This story was originally covered by PRI’s Living on Earth and Planet Harmony. For more, listen to the audio above.
The first introduction to environmentalism for many of today’s 20-somethings came in the form of a green-haired, blue-skinned superhero and his five geographically diverse companions. The Saturday-morning cartoon Captain Planet was designed to teach kids about saving the environment.
Captain Planet was the brainchild of Ted Turner. The ecological warnings of the Global 2000 report, commissioned by President Carter, spurred Turner to beef up Turner Broadcasting’s environmental programming. Turner hired TV producer Barbara Pyle, who told PRI’s Living on Earth and Planet Harmony:
He wanted me to teach children about the facts of the Global 2000 study! I mean go figure. Ted Turner called me into his office and he said, “Captain Planet” and I said Ted, “what is Captain Planet?” And he said, “that is your problem.”

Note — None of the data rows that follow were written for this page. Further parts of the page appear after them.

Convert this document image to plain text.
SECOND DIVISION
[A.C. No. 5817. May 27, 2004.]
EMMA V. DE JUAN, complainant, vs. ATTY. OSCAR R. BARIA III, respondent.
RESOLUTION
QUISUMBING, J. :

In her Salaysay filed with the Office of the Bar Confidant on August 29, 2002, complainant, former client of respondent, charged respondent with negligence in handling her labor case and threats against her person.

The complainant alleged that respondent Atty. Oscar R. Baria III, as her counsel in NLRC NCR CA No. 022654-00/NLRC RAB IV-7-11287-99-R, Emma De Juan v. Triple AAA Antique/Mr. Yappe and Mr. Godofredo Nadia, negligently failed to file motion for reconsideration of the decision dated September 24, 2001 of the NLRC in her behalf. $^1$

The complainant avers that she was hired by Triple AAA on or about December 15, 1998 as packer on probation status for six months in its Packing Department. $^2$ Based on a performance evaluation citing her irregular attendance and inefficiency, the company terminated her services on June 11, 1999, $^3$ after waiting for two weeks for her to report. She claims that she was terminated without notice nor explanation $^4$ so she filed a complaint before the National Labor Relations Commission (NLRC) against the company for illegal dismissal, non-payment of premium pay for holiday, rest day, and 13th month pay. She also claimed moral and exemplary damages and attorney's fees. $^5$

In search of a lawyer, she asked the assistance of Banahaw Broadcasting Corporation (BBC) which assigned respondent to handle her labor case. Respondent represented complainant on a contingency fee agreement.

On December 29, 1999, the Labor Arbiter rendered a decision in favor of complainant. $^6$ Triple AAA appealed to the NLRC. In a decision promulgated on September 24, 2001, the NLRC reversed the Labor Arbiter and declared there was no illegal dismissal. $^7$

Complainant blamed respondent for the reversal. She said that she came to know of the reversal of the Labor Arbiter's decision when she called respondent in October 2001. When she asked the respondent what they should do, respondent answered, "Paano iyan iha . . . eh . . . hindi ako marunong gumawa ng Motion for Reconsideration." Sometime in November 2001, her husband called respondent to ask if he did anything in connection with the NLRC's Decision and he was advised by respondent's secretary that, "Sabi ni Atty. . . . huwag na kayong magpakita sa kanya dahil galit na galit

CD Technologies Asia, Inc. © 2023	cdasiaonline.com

“If you think of Captain Planet as a religion,” Pyle said, “then this would be the creation myth — the creation story.” The show started with Gaia, the embodiment of the earth voiced by Whoopi Goldberg, waking up from a nap to discover the earth in serious trouble. She then distributes five magical rings to five children, or Planeteers from different parts of the world. They combine their rings to create the superhero Captain Planet.
“What Captain Planet truly is,” Pyle says, “he’s a metaphor for teamwork. He doesn’t exist without the Planeteers.”
About half of the 80 million millenials in the US saw the show, according to Pyle, as well as fans in nearly 100 other countries. Pyle points out “that group of young people is the largest demographic bulge in the history of our species on this planet and they are aging into their power years.”
At the time, Whoopi Goldberg said, “We won’t know what the outcome of this is until these kids grow up.” Now we’re finding out.